The process by which neutrophils promote metastasis is particularly intricate. They help tumor cells survive as they travel through the body, encourage their implantation in distant organs, and prepare the tissues there to accommodate new cancer growth. Recognizing these activities, new therapies are being developed to alter neutrophil function or block their recruitment to tumors. Inhibitors of CXCR2 and c-MET, as well as drugs targeting STAT3 or TGF-β, are showing promise in experimental studies and early clinical trials.

Despite this therapeutic potential, the short lifespan and dynamic nature of neutrophils present significant obstacles. As Chenghui Yang, the review’s corresponding author, stated, “Neutrophils are no longer seen as mere bystanders in cancer. Their dual nature makes them both a challenge and an opportunity in cancer therapy.”

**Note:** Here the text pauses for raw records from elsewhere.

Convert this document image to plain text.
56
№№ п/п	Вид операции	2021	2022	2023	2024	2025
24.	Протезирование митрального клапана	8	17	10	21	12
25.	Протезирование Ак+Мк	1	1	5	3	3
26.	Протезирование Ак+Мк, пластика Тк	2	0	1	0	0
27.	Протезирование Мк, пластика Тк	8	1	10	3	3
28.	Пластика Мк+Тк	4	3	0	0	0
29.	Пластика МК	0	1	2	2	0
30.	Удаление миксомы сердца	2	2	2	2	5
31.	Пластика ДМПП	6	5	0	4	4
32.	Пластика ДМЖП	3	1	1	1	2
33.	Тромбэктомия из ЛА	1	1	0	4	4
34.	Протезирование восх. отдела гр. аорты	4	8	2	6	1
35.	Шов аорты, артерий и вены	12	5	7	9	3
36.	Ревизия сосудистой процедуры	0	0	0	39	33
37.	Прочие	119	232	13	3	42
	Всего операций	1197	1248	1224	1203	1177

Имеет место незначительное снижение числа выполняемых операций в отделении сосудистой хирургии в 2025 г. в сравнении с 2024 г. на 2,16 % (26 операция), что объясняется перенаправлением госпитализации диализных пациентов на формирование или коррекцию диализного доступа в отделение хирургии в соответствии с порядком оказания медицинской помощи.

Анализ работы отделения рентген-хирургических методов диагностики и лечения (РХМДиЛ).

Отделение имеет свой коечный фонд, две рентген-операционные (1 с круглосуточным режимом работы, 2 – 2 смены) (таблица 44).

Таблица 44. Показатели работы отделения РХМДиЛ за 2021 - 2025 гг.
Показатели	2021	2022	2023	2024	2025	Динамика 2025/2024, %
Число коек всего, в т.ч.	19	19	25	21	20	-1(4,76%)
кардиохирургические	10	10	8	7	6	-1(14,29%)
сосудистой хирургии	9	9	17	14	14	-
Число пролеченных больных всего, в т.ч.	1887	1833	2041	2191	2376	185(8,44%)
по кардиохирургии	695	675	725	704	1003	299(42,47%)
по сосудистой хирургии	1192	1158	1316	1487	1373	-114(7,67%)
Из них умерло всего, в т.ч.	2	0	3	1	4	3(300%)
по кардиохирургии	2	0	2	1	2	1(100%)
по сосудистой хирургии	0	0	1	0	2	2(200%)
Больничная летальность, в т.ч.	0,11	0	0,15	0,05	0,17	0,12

Looking ahead, efforts to reprogram neutrophils or selectively block their tumor-promoting actions could improve cancer treatment. Strategies that prevent neutrophils from aiding the spread of cancer or that transform them into more active tumor-fighters may complement current immunotherapies. As researchers deepen their understanding of how neutrophils behave in various cancers and at different stages, the possibility of precision treatments that leverage or restrain these “double agents” of immunity edges closer to reality.